Qu'est-ce que la cohérence éthique lors de l'évaluation de pratiques religieuses comme l'Aïd al-Adha et les arbres de Noël ?
Lors de l'Eid al-Adha, l'abattage des animaux sert à la production et au partage de nourriture. La viande est consommée au sein des familles, et une part importante est distribuée aux personnes dans le besoin. La peau, les organes et d'autres parties de l'animal sont également utilisés. En ce sens, la pratique représente une forme ritualisée—centrée sur la solidarité et le partage—de production alimentaire à base d'animaux qui existe déjà dans les sociétés modernes. Si cette pratique doit être critiquée, l'accent ne devrait pas être mis sur une seule fête, mais sur la consommation de viande dans son ensemble. Sinon, la cohérence éthique ne peut pas être maintenue.
La coupe généralisée de sapins vivants pendant la saison de Noël présente un tableau différent. Le but de cette pratique n'est pas la nourriture ou un besoin vital de base, mais une tradition symbolique et décorative. Chaque année, des millions d'arbres sont coupés pour un usage à court terme et sont ensuite largement jetés ou éliminés de manière inefficace. La question éthique ici est claire : dans quelle mesure le sacrifice d'un organisme vivant pour un attrait visuel temporaire est-il défendable ? Si les critères éthiques sont "dommages inutiles" et "déchets", alors cette pratique doit être examinée avec le même niveau de rigueur.

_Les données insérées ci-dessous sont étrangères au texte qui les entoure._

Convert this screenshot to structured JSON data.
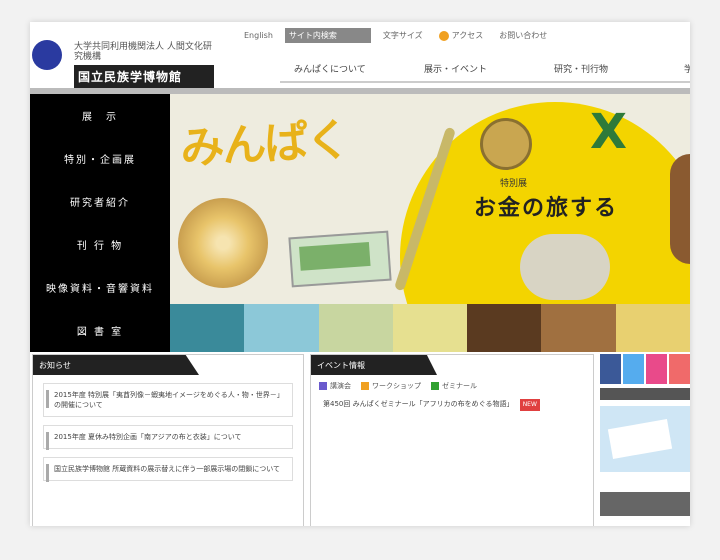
{
  "header": {
    "logo_small": "大学共同利用機関法人 人間文化研究機構",
    "logo_main": "国立民族学博物館",
    "utility": [
      {
        "label": "English"
      },
      {
        "label": "サイト内検索"
      },
      {
        "label": "文字サイズ"
      },
      {
        "label": "アクセス"
      },
      {
        "label": "お問い合わせ"
      }
    ],
    "gnav": [
      {
        "label": "みんぱくについて"
      },
      {
        "label": "展示・イベント"
      },
      {
        "label": "研究・刊行物"
      },
      {
        "label": "学術資料"
      }
    ]
  },
  "leftnav": [
    {
      "label": "展　示"
    },
    {
      "label": "特別・企画展"
    },
    {
      "label": "研究者紹介"
    },
    {
      "label": "刊 行 物"
    },
    {
      "label": "映像資料・音響資料"
    },
    {
      "label": "図 書 室"
    }
  ],
  "banner": {
    "title": "みんぱく",
    "subtitle": "特別展",
    "headline": "お金の旅する"
  },
  "strip_colors": [
    "#3a8a9a",
    "#8cc8d8",
    "#c8d6a0",
    "#e6e090",
    "#5a3a20",
    "#a07040",
    "#e8d070"
  ],
  "news": {
    "tab": "お知らせ",
    "items": [
      {
        "text": "2015年度 特別展「夷酋列像－蝦夷地イメージをめぐる人・物・世界－」の開催について"
      },
      {
        "text": "2015年度 夏休み特別企画「南アジアの布と衣装」について"
      },
      {
        "text": "国立民族学博物館 所蔵資料の展示替えに伴う一部展示場の閉鎖について"
      }
    ]
  },
  "events": {
    "tab": "イベント情報",
    "legend": [
      {
        "label": "講演会",
        "color": "#6a5acd"
      },
      {
        "label": "ワークショップ",
        "color": "#f0a020"
      },
      {
        "label": "ゼミナール",
        "color": "#30a030"
      }
    ],
    "items": [
      {
        "text": "第450回 みんぱくゼミナール「アフリカの布をめぐる物語」",
        "badge": "NEW"
      }
    ]
  },
  "social_colors": [
    "#3b5998",
    "#55acee",
    "#e94a8a",
    "#f06a6a"
  ]
}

L'objectif de cette comparaison n'est pas de décider "qui a raison". L'objectif est de s'assurer que le langage éthique reste universel. Une perspective qui qualifie une pratique de "problématique sur le plan éthique" doit être prête à évaluer ses propres traditions—en particulier celles impliquant des niveaux comparables ou supérieurs de déchets et d'impact environnemental—selon les mêmes normes. Sinon, le discours éthique cesse d'être universel et devient une forme de moralité sélective.
En conclusion, il est légitime de remettre en question l'Eid al-Adha d'un point de vue éthique. Cependant, lorsque cette remise en question est détachée du contexte et de la comparaison, elle échoue à être persuasive. Ce qui est éthique n'est pas de juger, mais d'appliquer la même échelle à tout le monde. Sans cohérence, il ne peut y avoir d'éthique.
Cette évaluation n'est pas faite pour prendre parti, mais pour rendre visible une conclusion éthique neutre qui émerge lorsque les pratiques culturelles et religieuses sont examinées en utilisant les mêmes critères éthiques.